Ostdeutschland: Foto von einem hohen Haus vor blauem Himmel

«Ja, wir haben eine neue Baukonjunktur»

Raoul Schmidt-Lamontain ist Baubürgermeister von Dresden – und muss damit umgehen, dass seine Stadt wächst.

Uwe Rada: Herr Schmidt-Lamontain, seit einigen Jahren ist die Abwanderung in Ostdeutschland gestoppt. Zu den Gewinnern gehören Städte wie Dresden, Leipzig und Jena. Darf man Ihnen gratulieren?

Raoul Schmidt-Lamontain: Ja, Dresden gehört tatsächlich seit einigen Jahren zu den Städten in Deutschland, in denen die Bevölkerung wächst. Das stellt uns in der Stadtentwicklung und Verkehrsplanung vor große Herausforderungen, ist aber auch eine große Chance.

Nach Dresden und in die anderen großen Städte der neuen Bundesländer zieht es laut Berlin-Institut vor allem die Bildungswanderer und die Berufswanderer. Ältere dagegen zieht es eher in mittelgroße Städte. Ist Dresden auf diese demografische Herausforderung vorbereitet?

Zu uns kommen vor allem die Altersgruppen der 18- bis 25-Jährigen – was auf eine hohe Anziehungskraft für junge Auszubildende, Studierende und Berufseinsteiger hindeutet. Die Stadt Dresden begrüßt diese Entwicklung und ist darauf vorbereitet. Die Ausbildungsbetriebe haben einen hohen Bedarf an Nachwuchskräften, der sich vor allem daraus ergibt, dass stark besetzte Alterskohorten in Rente gehen. Aufgrund der geburtenschwachen Jahrgänge der Nachwendezeit gingen die Nachfrage und die Angebote für Auszubildende bis 2014/15 zurück, wurden seitdem aber wieder ausgebaut, insbesondere an den beruflichen Gymnasien. Die Ausbildungsangebote in den Betrieben und Berufsschulen sind ausreichend vorhanden.

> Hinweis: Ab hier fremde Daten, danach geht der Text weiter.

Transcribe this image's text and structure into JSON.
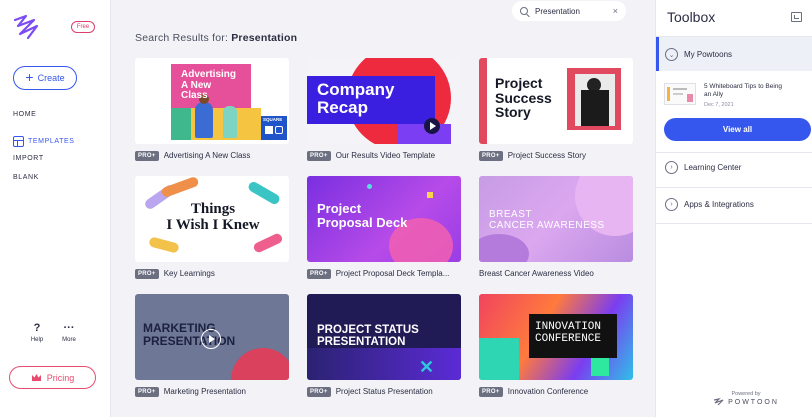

Und die Hochschulen und Universitäten?

Anfang der 2010er-Jahre wurden zudem infolge des Hochschulpaktes die Kapazitäten umfassend ausgebaut. Die Zahl der Studienanfänger stieg in den Jahren 2011 und 2012 deutlich, ging seitdem aber wieder zurück und hat sich erst im letzten Jahr wieder stabilisiert. Aufgrund besagter geburtenschwacher Jahrgänge der Nachwendezeit wird aber für die nächsten Jahre mit keiner erneuten deutlichen Zunahme der Studierendenzahlen gerechnet.

Zuwanderung bedeutet auch Wohnungsknappheit und steigende Mieten. Aber gerade das vergleichsweise günstige Wohnen in Ostdeutschland hat zur Renaissance der Städte und zur Zuwanderung aus dem Ausland und Westdeutschland beigetragen. Was tut Ihre Stadt, um diesen Standortvorteil zu sichern? Noch 2006 haben Sie die städtische Wohnungsbaugesellschaft verkauft, um schuldenfrei zu sein.

Wie viele Großstädte entwickelt sich auch Dresden sehr dynamisch auf dem Wohnungsmarkt. Das ist mit steigenden Mieten und einem Rückgang des preiswerten Wohnungsangebotes verbunden. Um das Wohnungsangebot im preiswerten Segment zu sichern, verfügt die Landeshauptstadt Dresden trotz des Verkaufs der kommunalen Wohnungsgesellschaft im Jahr 2006 über einen Bestand von 10.200 belegungsgebundenen Wohnungen. Darüber hinaus wird das preiswerte Wohnungsangebot gesichert. Die wichtigsten Instrumente sind, das Landesprogramm zur Schaffung von mietpreis- und belegungsgebundenen Wohnungen umzusetzen sowie eine kommunale Wohnungsgesellschaft zu gründen. Die Wohnungsgesellschaft soll bis 2021 insgesamt 800 preiswerte Wohnungen errichten und bis 2025 auf einen Bestand von 2.500 Wohnungen wachsen.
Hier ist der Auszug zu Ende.